OrganLife Organ Regeneration Centre of Excellence and Daniel Swarovski Research Laboratory (DSL), Department of Visceral, Transplant and Thoracic Surgery, Centre of Operative Medicine, Medical University of Innsbruck, Anichstr. 35, A-6020, Innsbruck, Austria.
Institute of Bioinformatics, Biocentre, Medical University of Innsbruck, Innrain 80/82, A-6020, Innsbruck, Austria.
EBioMedicine. 2024 Oct;108:105330. doi: 10.1016/j.ebiom.2024.105330. Epub 2024 Sep 18.
A better understanding of the molecular events during liver normothermic machine perfusion (NMP) is warranted to develop a data-based approach for the identification of biomarkers representative of graft quality and posttransplant outcome. We analysed the dynamic transcriptional changes during NMP and linked them to clinical and biochemical parameters.
50 livers subjected to NMP for up to 24 h were enrolled. Bulk RNA sequencing was performed in serial biopsies collected pre and during NMP, and after reperfusion. Perfusate was sampled to monitor liver function. qPCR and immunohistochemistry were performed to validate findings. Molecular profiles were compared between transplanted and non-transplanted livers, and livers with and without early allograft dysfunction.
Pathways related to immune and cell stress responses, cell trafficking and cell regulation were activated during NMP, while cellular metabolism was downregulated over time.
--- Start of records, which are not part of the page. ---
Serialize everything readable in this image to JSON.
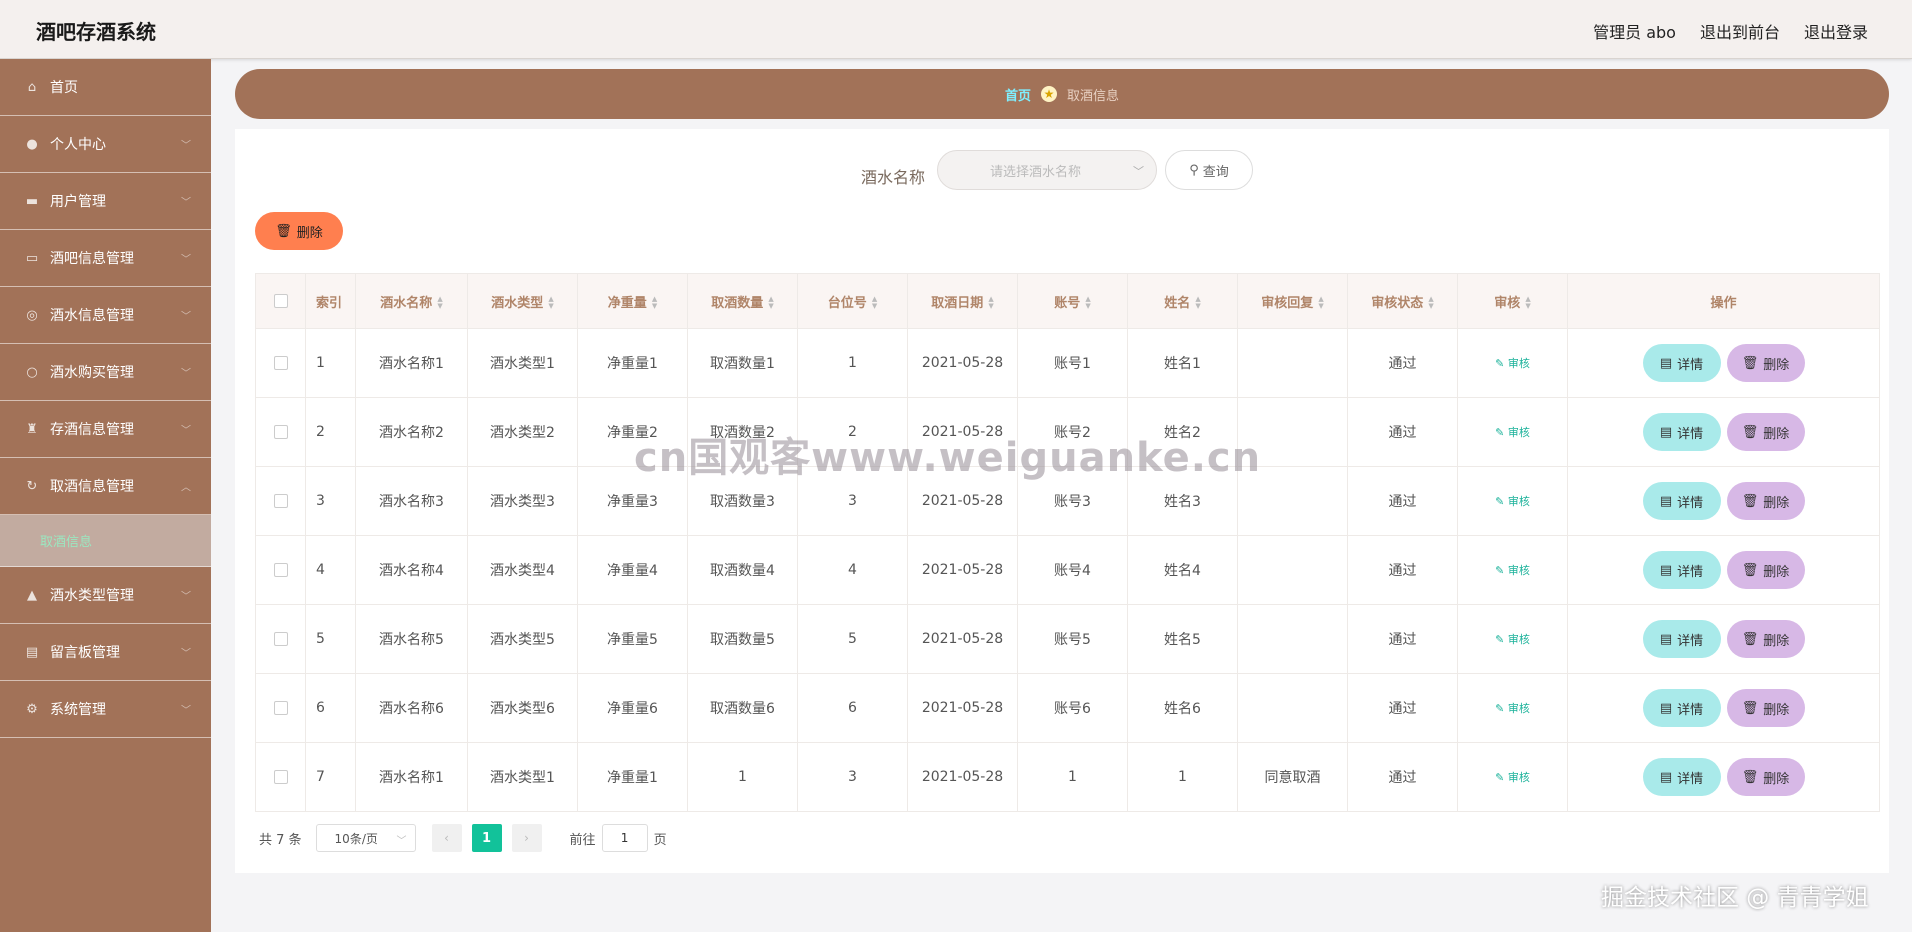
{
  "header": {
    "title": "酒吧存酒系统",
    "admin_label": "管理员 abo",
    "to_front": "退出到前台",
    "logout": "退出登录"
  },
  "sidebar": {
    "items": [
      {
        "label": "首页",
        "icon": "home-icon"
      },
      {
        "label": "个人中心",
        "icon": "user-icon"
      },
      {
        "label": "用户管理",
        "icon": "briefcase-icon"
      },
      {
        "label": "酒吧信息管理",
        "icon": "card-icon"
      },
      {
        "label": "酒水信息管理",
        "icon": "globe-icon"
      },
      {
        "label": "酒水购买管理",
        "icon": "circle-icon"
      },
      {
        "label": "存酒信息管理",
        "icon": "stamp-icon"
      },
      {
        "label": "取酒信息管理",
        "icon": "refresh-icon"
      },
      {
        "label": "酒水类型管理",
        "icon": "chart-icon"
      },
      {
        "label": "留言板管理",
        "icon": "message-icon"
      },
      {
        "label": "系统管理",
        "icon": "settings-icon"
      }
    ],
    "active_sub": "取酒信息"
  },
  "breadcrumb": {
    "home": "首页",
    "current": "取酒信息"
  },
  "search": {
    "label": "酒水名称",
    "placeholder": "请选择酒水名称",
    "button": "查询"
  },
  "toolbar": {
    "delete_label": "删除"
  },
  "table": {
    "columns": [
      "索引",
      "酒水名称",
      "酒水类型",
      "净重量",
      "取酒数量",
      "台位号",
      "取酒日期",
      "账号",
      "姓名",
      "审核回复",
      "审核状态",
      "审核",
      "操作"
    ],
    "audit_label": "审核",
    "detail_label": "详情",
    "delete_label": "删除",
    "rows": [
      [
        "1",
        "酒水名称1",
        "酒水类型1",
        "净重量1",
        "取酒数量1",
        "1",
        "2021-05-28",
        "账号1",
        "姓名1",
        "",
        "通过"
      ],
      [
        "2",
        "酒水名称2",
        "酒水类型2",
        "净重量2",
        "取酒数量2",
        "2",
        "2021-05-28",
        "账号2",
        "姓名2",
        "",
        "通过"
      ],
      [
        "3",
        "酒水名称3",
        "酒水类型3",
        "净重量3",
        "取酒数量3",
        "3",
        "2021-05-28",
        "账号3",
        "姓名3",
        "",
        "通过"
      ],
      [
        "4",
        "酒水名称4",
        "酒水类型4",
        "净重量4",
        "取酒数量4",
        "4",
        "2021-05-28",
        "账号4",
        "姓名4",
        "",
        "通过"
      ],
      [
        "5",
        "酒水名称5",
        "酒水类型5",
        "净重量5",
        "取酒数量5",
        "5",
        "2021-05-28",
        "账号5",
        "姓名5",
        "",
        "通过"
      ],
      [
        "6",
        "酒水名称6",
        "酒水类型6",
        "净重量6",
        "取酒数量6",
        "6",
        "2021-05-28",
        "账号6",
        "姓名6",
        "",
        "通过"
      ],
      [
        "7",
        "酒水名称1",
        "酒水类型1",
        "净重量1",
        "1",
        "3",
        "2021-05-28",
        "1",
        "1",
        "同意取酒",
        "通过"
      ]
    ]
  },
  "pagination": {
    "total": "共 7 条",
    "page_size": "10条/页",
    "current_page": "1",
    "goto_prefix": "前往",
    "goto_value": "1",
    "goto_suffix": "页"
  },
  "watermarks": {
    "center": "cn国观客www.weiguanke.cn",
    "corner": "掘金技术社区 @ 青青学姐"
  },
  "colors": {
    "sidebar_bg": "#a27258",
    "accent_green": "#12c29a",
    "delete_orange": "#ff7f4f",
    "detail_cyan": "#a9eaea",
    "row_delete_purple": "#d7b8e6"
  }
}
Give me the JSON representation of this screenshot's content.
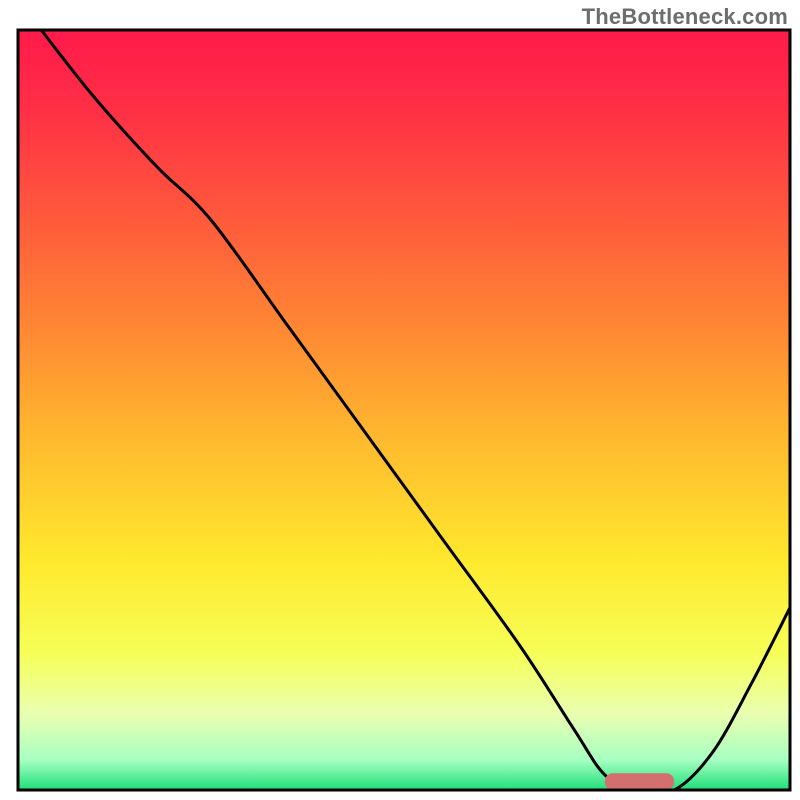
{
  "watermark": "TheBottleneck.com",
  "chart_data": {
    "type": "line",
    "title": "",
    "xlabel": "",
    "ylabel": "",
    "xlim": [
      0,
      100
    ],
    "ylim": [
      0,
      100
    ],
    "grid": false,
    "legend": false,
    "series": [
      {
        "name": "curve",
        "x": [
          3,
          10,
          18,
          25,
          35,
          45,
          55,
          65,
          72,
          76,
          80,
          85,
          90,
          95,
          100
        ],
        "y": [
          100,
          91,
          82,
          75,
          61,
          47,
          33,
          19,
          8,
          2,
          0,
          0,
          5,
          14,
          24
        ]
      }
    ],
    "gradient_stops": [
      {
        "offset": 0.0,
        "color": "#ff1a4b"
      },
      {
        "offset": 0.1,
        "color": "#ff2e46"
      },
      {
        "offset": 0.25,
        "color": "#ff5a3c"
      },
      {
        "offset": 0.4,
        "color": "#ff8a33"
      },
      {
        "offset": 0.55,
        "color": "#ffbd2e"
      },
      {
        "offset": 0.7,
        "color": "#ffe92e"
      },
      {
        "offset": 0.82,
        "color": "#f6ff57"
      },
      {
        "offset": 0.9,
        "color": "#e9ffb0"
      },
      {
        "offset": 0.96,
        "color": "#a8ffc2"
      },
      {
        "offset": 1.0,
        "color": "#1ee07a"
      }
    ],
    "marker": {
      "name": "bottleneck-marker",
      "fill": "#d36f6f",
      "x_start": 76,
      "x_end": 85,
      "y": 0,
      "rx": 8,
      "height_pct": 2.2
    },
    "frame": {
      "stroke": "#000000",
      "stroke_width": 3
    },
    "line_style": {
      "stroke": "#000000",
      "stroke_width": 3
    }
  }
}
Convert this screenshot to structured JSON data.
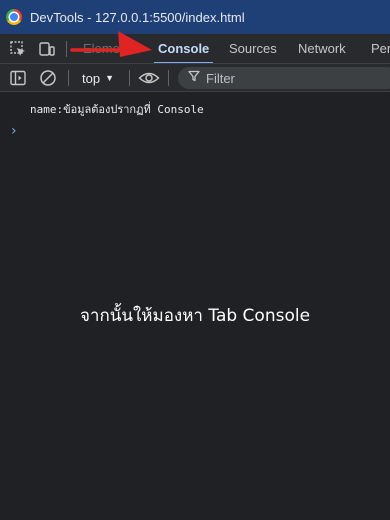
{
  "window": {
    "title": "DevTools - 127.0.0.1:5500/index.html",
    "icon": "chrome-icon"
  },
  "devtools": {
    "toolbar_icons": [
      "inspect-element-icon",
      "device-toolbar-icon"
    ],
    "tabs": [
      {
        "label": "Element",
        "active": false
      },
      {
        "label": "Console",
        "active": true
      },
      {
        "label": "Sources",
        "active": false
      },
      {
        "label": "Network",
        "active": false
      },
      {
        "label": "Per",
        "active": false
      }
    ]
  },
  "console_toolbar": {
    "icons": [
      "sidebar-toggle-icon",
      "clear-console-icon",
      "eye-icon",
      "filter-icon"
    ],
    "context": "top",
    "filter_placeholder": "Filter"
  },
  "console": {
    "log_line": "name:ข้อมูลต้องปรากฏที่ Console",
    "prompt_symbol": "›"
  },
  "annotation": {
    "caption": "จากนั้นให้มองหา Tab Console",
    "arrow_color": "#e02424"
  },
  "colors": {
    "titlebar": "#1f3f77",
    "toolbar": "#292a2d",
    "console_bg": "#202124",
    "active_tab": "#c6dafc",
    "active_underline": "#7cacf8"
  }
}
Anti-inflammatory responses and genes involved in tissue remodelling were induced at later time-points, suggesting a counter-response to the immediate damage. NMP strongly induced a gene signature associated with ischemia-reperfusion injury. A 7-gene signature corresponds with the benchmarking criteria for transplantation or discard at 6 h NMP (area under curve 0.99). CD274 gene expression (encoding programmed cell-death ligand-1) showed the highest predictive value. LEAP2 gene expression at 6 h NMP correlated with impaired graft function.
Assessment of gene expression markers could serve as a reliable tool to evaluate liver quality during NMP and predicts early graft function after transplantation.
The research was supported by "In Memoriam Dr. Gabriel Salzner Stiftung", Tiroler Wissenschaftsfond, Jubiläumsfonds-Österreichische Nationalbank and MUI Start grant.
为了开发一种基于数据的方法来识别代表移植物质量和移植后结果的生物标志物,有必要更好地了解肝脏常温机器灌注(NMP)过程中的分子事件。我们分析了 NMP 过程中的动态转录变化,并将其与临床和生化参数联系起来。
对 50 例接受 NMP 长达 24 小时的肝脏进行了研究。在 NMP 前和期间以及再灌注后采集的连续活检中进行了批量 RNA 测序。采集灌流液样本以监测肝功能。进行 qPCR 和免疫组化以验证发现。将分子谱与移植和未移植的肝脏以及无早期移植物功能障碍和有早期移植物功能障碍的肝脏进行了比较。
在 NMP 过程中,与免疫和细胞应激反应、细胞迁移和细胞调节相关的途径被激活,而细胞代谢随时间下调。抗炎反应和参与组织重塑的基因在稍后的时间点被诱导,这表明对即刻损伤的一种反作用。NMP 强烈诱导与缺血再灌注损伤相关的基因特征。一个 7 基因特征与 6 小时 NMP 时的移植或丢弃基准标准相对应(曲线下面积 0.99)。CD274 基因表达(编码程序性细胞死亡配体-1)显示出最高的预测价值。NMP 6 小时时 LEAP2 基因表达与受损的移植物功能相关。
评估基因表达标志物可以作为评估 NMP 期间肝脏质量的可靠工具,并预测移植后早期移植物功能。
这项研究得到了“纪念加布里埃尔·萨尔茨纳博士基金会”、蒂罗尔科学基金会、奥地利国家银行周年纪念基金和 MUI 启动赠款的支持。